AB InBev beer delivered by fuel cell truck to Colruyt
Belgian retail group Colruyt and international beer giant Anheuser-Busch InBev are joining forces to set up a market for hydrogen-driven road transport, starting with a 44-ton hydrogen truck delivering beer to the distribution center regularly.
With the Belgian project, both partners want to set up a ‘dedicated hydrogen lane’ between their distribution hubs with a fleet of five trucks initially in 2022 to grow to twenty later and the roll-out of hydrogen filling stations for trucks in a second phase.
Five hydrogen filling stations
The latter is via Colruyt’s DATS24 daughter, which offers hydrogen for transport since 2018 at its Dassenveld headquarters in Halle and sets up four more filling stations in Haasrode Wilrijk, Erpe-Mere, and Herve. Eventually, the ‘green’ hydrogen has to come from Colruyt’s planned electrolyzer plant in Zeebrugge from 2023.
The Colruyt-ABInBev hydrogen alliance is meant in the first place as a pilot to study using hydrogen on a wider scale in logistics. It should give truck manufacturers and logistic companies the push to accelerate the market for hydrogen in the transport sector. The pilot is part of the Hydrogen Region 2.0 project between Flanders and the Netherlands (under the umbrella of WaterstofNet), co-financed by the EU.
VDL-converted DAF truck
The truck that will start regular deliveries of AB InBev beers to Colruyt is a DAF CF Electric adapted by the Dutch VDL Group with a fuel cell to run on hydrogen and increase the truck’s range.
The ‘standard’ AF CF Electric is a battery-electric 44-ton truck with a 350 kWh battery, promising a range of +200 km. The one Colruyt is testing since December 2020 has a smaller battery that drives 40 km on pure battery power. With the fuel cell used as a range extender, the battery is charged continuously to increase the range by 300 km.
Fleet of hydrogen forklift trucks
Colruyt and its CEO Jef Colruyt are strong believers in renewable energy and hydrogen as a clean alternative. Via its daughter Eoly, a renewable energy supplier, the family group invests in solar parks and offshore wind parks, and combined heat and power plants.
Since 2012, Eoly is working with the storage of surplus electricity in hydrogen. Colruyt supplies its own fleet of 75 hydrogen-powered forklift trucks and a fleet of 35 fuel cell company vehicles itself with hydrogen made locally with solar energy. Since 2018, Halle’s hydrogen filling station is one of Belgium’s two publicly accessible H2-stations so far.
Four VDL H2-trucks
Colruyt is one of the partners in the five-year EU-funded H2Haul project that aims to deploy 16 zero-emission fuel cell trucks at four sites in France, Belgium, Switzerland, and Germany.
Colruyt Group will operate four VDL trucks (three tractors and one rigid truck) driving a minimum of 40 000 km/year per truck in this project. A new hydrogen refueling station for heavy-duty vehicles will be built at the group’s logistics center in Ollignies (Lessines) and operated by DATS24.
Together with gas grid manager, Fluxys, the Belgian retailer group plans to build a 25 MW hydrogen electrolysis plant in the harbor of Zeebrugge. The new project called HyoffWind will use ‘green’ electricity from the offshore windmill parks to produce ‘green’ hydrogen. According to Jef Colruyt, it’s still waiting for final permits, but production is intended to start in 2023.
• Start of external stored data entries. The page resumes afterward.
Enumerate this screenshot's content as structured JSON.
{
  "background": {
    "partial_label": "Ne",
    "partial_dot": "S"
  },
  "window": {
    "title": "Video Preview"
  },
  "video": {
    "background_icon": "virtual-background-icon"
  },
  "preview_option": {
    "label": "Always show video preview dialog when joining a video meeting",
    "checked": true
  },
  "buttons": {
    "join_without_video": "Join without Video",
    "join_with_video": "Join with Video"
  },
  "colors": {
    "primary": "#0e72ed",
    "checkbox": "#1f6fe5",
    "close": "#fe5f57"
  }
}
Beer boats and beer trains
AB InBev has shown recently it’s willing to invest in sustainable delivery of its goods. It started in Belgium with so-called ‘eco combis’ to optimize transports and pioneered ‘beer boats’ and ‘beer trains’.
The company launched in April 2019 a ‘beer boat’ on the river Meuse, from the Jupille brewery (Wallonia, Belgium) to Antwerp’s port via the Albert Channel. Transport takes an average of 18 hours.
Two months later, AB InBev opened a new train connection in Antwerp’s port to transport its Stella Artois beer. The train runs from Katoen Natie’s warehouse on the river Scheldt’s right bank to the left bank’s DP World terminal. Each train contains 47 containers that would normally be transported over the saturated Antwerp roads. It replaces 5 000 trucks a year.
800 hydrogen trucks from Nikola?
In December 2020, ABInBev sent out its first fully electric truck in Belgium, a Volvo FE Electric, to deliver to pubs and restaurants in its hometown Louvain. Two electric trucks were ordered for Belgium, a Volvo FE and a MAN eTGM, part of an e-truck program to roll out in Belgium, the Netherlands, Germany, and Italy.
In the US, AB InBev was one of the first to ‘pre-order’ 40 Tesla battery-electric semi-trucks and 800 hydrogen fuel cell trucks from Nikola. But neither of them has started deliveries. And with Nikola caught up in a heavy storm, accused of fraud and misleading its investors, it’s not clear that the latter is ever going to happen soon.